Thursday, 28 January 2010

Be afraid. Not that afraid

We are living in chilling times.
Turn on the TV and there is disaster. Disaster with a dusting of miracles from wreckage. But disaster nevertheless.
Children today found silent and motionless in cars.Terror levels elevated.Peace treaties straining.
Do we lose something at these times? Or do we gain something? Gain something as we...become?
Well, I am afraid we lose something.
We lose perspective.
But we gain resilience.
We gain sensitisation but we lose sensitivity.
We gain a tough shell but the cracks don't superglue as well as they used to. We've tried it once too often and a complete remould is required. And that's going to cost.
At these times it takes something huge. Or perhaps something infinitesimal to put our worlds back on their illusory pedestals. So I have something for you.
I am going to give you nine words. Nine words that will give you back your perspective.
But they will challenge your resilience.
I am going to give you nine words that will force you to realign the darkness. That will give you a glimpse of how black the vortex can get so you can appreciate the light you're clinging onto.

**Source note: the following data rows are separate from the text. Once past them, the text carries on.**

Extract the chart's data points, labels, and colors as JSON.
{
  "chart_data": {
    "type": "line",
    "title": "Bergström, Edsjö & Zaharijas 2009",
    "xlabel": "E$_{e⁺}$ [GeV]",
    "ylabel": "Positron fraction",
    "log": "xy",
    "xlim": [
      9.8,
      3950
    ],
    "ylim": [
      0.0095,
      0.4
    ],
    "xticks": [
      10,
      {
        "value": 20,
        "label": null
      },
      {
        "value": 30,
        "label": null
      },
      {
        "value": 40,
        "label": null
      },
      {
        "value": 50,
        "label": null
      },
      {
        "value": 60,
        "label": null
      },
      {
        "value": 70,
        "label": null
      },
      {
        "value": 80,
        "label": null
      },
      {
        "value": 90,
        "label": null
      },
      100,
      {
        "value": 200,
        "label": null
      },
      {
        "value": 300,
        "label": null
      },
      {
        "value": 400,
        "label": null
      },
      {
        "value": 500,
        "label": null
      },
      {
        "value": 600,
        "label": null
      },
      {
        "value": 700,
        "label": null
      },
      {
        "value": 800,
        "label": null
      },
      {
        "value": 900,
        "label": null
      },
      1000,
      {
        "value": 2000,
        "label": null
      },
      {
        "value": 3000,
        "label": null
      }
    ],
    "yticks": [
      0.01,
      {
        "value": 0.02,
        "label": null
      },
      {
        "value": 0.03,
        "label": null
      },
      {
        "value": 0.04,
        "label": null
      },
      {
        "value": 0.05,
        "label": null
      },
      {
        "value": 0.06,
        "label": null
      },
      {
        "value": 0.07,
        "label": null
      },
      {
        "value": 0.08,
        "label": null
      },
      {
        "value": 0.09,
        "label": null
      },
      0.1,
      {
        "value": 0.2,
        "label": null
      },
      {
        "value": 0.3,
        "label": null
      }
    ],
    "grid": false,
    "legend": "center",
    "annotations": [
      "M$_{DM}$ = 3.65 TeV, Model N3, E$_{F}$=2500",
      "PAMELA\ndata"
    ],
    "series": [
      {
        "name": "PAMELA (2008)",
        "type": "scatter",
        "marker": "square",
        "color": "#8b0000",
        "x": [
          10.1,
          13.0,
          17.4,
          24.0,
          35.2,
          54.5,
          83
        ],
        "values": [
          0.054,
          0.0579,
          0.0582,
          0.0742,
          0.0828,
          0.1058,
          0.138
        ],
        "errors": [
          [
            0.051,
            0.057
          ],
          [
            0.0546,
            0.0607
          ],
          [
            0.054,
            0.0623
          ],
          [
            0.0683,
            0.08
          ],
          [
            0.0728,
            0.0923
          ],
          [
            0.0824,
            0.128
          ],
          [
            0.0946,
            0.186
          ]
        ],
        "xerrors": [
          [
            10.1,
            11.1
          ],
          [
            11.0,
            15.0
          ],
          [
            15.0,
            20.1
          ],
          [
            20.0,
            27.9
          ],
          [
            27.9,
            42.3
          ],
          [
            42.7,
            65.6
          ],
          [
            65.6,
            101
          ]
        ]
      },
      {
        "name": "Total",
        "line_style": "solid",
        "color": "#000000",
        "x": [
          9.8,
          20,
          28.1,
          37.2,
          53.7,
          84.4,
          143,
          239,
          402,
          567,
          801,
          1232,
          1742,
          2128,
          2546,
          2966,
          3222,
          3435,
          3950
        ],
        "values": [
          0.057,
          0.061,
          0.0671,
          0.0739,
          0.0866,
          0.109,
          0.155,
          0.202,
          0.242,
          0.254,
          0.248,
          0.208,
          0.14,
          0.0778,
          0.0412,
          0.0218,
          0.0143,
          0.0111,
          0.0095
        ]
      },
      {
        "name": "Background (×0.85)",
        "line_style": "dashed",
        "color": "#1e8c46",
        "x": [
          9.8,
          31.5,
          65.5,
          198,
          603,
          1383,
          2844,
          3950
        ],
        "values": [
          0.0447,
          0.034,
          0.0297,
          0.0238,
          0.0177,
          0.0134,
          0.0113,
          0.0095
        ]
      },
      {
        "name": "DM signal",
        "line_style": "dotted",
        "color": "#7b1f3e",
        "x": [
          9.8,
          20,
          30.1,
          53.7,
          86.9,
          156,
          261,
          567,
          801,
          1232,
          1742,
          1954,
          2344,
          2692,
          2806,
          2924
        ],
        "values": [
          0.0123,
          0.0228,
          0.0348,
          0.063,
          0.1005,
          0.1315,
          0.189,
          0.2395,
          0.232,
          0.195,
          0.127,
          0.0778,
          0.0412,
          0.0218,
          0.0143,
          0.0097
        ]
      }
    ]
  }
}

Some of you will be changed by this and you should not read on.
For some of you, this will be a scream. For others it will be The Scream.
For some it will draw a line under what you thought was achievable in the world.
What you thought was right,fair, what you thought you "deserved".
Well, I am sorry. But you've already been misled and I take no responsibility for that.
Since when did anyone get what they deserve?
You deserve nothing.
So take your place in the resilient generation.
Or join the queue for cognitive therapy.

In yet another week that balanced terror with horror, many of us could see only one safe place.
But we are not celebrities and we are not in the house.

For us it's been another week that reported the gap between affluence and poverty, another week that has taken a step closer to the final division of humanity into those two separate species - the haves and the have-nots.

For those of you who absorb all these horrors, I offer nine words.
For those of you who shield yourself in cocoons, I offer nine words.
Nine words ripped from today's headlines.

"Michael McIntyre signs 'golden handcuffs' deal with the BBC".